クール上司の甘すぎ捕獲宣言!
『聞いてない、って何が?』

「何が?じゃないわよ!お見合い相手、トモくんだったの!?」

『ああ、それねぇ。バレちゃった?』

何が、バレちゃった、よ!

私のこめかみには多分、青筋が走ってる。

「どういうことよ」

『谷山さんの奥さんが以前、知り合いの方のお見合いをお世話したことがある、って聞いたから、香奈のこともお願いしようかと思ったら、ご主人が、うちの息子はどうか、って。もちろん、正式にお見合い相手がトモくんと決まったわけじゃないのよ。とりあえず、顔合わせ、ってことで』

「ちょっと、そんなこと、谷山さんのところに頼まないでよ。恥ずかしいじゃない!それに、トモくんだって困っちゃうでしょ!とにかく、この話、無かったことにしてよね。お母さんから、ちゃんと伝えてね!」

私はそう言い放つと、一方的に電話を切った。

……はぁ。何でこんなことに。

私はため息をつくと、ダイニングに戻った。





「……あれ、おじさんとトモくんは?」

そこには二人の姿は無かった。

「ああ、お父さん、楽しくて酔いが早く回ったみたいで、潰れちゃったの。

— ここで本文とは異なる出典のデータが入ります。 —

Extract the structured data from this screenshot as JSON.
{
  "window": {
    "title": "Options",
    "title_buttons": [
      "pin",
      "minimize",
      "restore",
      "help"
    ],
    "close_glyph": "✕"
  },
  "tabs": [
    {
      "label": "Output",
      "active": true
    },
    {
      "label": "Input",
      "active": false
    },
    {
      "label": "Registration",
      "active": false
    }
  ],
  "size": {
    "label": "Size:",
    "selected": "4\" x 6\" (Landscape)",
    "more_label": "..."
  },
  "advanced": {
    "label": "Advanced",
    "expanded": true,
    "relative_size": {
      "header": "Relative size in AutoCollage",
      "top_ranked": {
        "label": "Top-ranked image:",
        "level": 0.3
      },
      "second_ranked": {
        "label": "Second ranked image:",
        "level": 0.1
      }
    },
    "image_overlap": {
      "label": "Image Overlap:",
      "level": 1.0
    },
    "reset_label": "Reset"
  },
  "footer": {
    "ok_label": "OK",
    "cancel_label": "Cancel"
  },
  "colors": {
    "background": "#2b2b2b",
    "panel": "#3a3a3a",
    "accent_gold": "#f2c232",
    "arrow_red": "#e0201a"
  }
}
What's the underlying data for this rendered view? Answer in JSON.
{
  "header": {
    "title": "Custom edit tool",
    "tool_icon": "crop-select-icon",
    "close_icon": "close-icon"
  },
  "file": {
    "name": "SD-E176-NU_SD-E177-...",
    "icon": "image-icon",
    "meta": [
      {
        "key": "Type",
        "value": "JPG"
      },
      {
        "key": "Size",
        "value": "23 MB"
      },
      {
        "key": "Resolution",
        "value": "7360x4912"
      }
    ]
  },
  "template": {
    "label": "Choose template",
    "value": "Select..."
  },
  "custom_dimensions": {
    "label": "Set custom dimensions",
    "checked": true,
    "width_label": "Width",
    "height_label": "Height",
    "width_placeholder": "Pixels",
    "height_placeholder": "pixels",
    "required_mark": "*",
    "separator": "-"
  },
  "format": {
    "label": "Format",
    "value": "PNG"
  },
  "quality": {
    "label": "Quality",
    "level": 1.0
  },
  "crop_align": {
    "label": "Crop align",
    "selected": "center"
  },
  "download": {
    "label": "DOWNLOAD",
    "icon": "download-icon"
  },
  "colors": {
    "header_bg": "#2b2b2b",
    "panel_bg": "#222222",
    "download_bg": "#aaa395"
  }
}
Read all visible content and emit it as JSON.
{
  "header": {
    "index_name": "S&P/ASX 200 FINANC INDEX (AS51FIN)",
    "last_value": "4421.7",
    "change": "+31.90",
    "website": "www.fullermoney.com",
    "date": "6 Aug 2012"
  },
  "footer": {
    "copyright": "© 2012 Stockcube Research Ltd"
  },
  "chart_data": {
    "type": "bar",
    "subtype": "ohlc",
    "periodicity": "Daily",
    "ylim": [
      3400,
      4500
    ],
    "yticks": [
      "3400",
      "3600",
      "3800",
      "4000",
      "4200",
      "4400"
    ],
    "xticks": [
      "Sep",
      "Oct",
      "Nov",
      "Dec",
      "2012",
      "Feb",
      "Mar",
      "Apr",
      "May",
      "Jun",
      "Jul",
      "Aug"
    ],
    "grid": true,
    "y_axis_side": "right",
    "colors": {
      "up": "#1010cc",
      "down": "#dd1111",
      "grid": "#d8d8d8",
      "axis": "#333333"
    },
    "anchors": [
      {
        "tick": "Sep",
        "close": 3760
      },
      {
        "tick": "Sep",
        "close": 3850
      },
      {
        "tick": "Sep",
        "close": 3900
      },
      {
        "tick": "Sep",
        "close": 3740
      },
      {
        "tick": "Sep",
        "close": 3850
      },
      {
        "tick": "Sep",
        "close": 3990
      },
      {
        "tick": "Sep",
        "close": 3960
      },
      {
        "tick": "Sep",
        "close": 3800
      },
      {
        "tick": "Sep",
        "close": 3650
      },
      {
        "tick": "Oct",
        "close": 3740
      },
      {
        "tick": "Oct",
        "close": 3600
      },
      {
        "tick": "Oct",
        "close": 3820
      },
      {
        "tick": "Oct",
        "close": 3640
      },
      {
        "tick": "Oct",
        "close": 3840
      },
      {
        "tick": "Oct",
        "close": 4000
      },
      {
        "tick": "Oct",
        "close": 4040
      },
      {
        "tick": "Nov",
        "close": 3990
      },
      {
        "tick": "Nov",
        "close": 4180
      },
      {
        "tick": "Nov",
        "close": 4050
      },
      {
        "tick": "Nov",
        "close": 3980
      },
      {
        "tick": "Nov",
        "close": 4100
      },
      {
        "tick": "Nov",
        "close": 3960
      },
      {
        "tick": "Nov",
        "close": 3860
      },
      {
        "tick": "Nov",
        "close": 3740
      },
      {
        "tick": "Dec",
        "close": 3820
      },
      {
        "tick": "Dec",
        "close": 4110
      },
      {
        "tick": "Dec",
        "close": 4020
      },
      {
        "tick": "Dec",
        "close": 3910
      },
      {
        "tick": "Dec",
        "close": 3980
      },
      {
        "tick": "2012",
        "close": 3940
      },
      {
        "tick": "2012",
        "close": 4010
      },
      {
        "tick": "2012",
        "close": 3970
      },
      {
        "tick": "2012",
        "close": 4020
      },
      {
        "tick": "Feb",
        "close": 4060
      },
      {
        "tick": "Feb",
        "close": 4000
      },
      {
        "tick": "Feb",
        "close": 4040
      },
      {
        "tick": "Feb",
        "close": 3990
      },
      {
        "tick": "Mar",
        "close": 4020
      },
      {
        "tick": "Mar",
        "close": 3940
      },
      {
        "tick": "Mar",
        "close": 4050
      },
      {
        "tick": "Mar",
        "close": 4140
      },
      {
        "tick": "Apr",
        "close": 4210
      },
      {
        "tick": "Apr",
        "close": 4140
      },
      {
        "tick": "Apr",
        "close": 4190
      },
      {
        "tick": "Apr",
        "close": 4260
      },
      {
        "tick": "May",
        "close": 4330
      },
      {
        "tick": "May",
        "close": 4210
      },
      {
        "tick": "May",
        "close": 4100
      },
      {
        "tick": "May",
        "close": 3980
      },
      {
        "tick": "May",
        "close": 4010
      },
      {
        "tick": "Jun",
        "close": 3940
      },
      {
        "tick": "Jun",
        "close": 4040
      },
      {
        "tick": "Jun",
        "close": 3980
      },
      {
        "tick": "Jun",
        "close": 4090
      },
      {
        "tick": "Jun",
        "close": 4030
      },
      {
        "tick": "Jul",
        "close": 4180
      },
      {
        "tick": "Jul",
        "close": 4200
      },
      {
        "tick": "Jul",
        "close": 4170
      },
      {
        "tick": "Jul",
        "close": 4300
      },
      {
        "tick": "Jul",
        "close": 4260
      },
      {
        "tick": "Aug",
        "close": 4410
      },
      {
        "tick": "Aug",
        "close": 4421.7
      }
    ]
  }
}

今、智之が奥の部屋に運んで行ったわ。ごめんなさいね」

と、おばさんが、苦笑しながら言う。

テーブルの上の料理の皿や食器は、どれもほとんど空になっている。

「たくさん食べてくれて嬉しいわ。私、少しでずつ片付けておくから、香奈ちゃんはゆっくりしててね」

「いえ、そんな、私も手伝います」

私もおばさんと一緒に片付けを始めた。





台所の流し台に並んで、洗い物をする。

「うち、息子しかいないから、きっと娘がいたらこんな感じなのね」

フフ、とおばさんが笑う。何か嬉しそうだ。

どうしよう、私が本当に嫁に来ると思っていたら……。すごく上機嫌だし、私から、そんなつもりないんです、って言うのもなぁ……。今回はお母さんが悪いんだし、後はお母さんに任せて、トモくんには私から謝っとこう……。

「父さんをちゃんと寝かせてきたよ」

その時、トモくんが台所に顔を出した。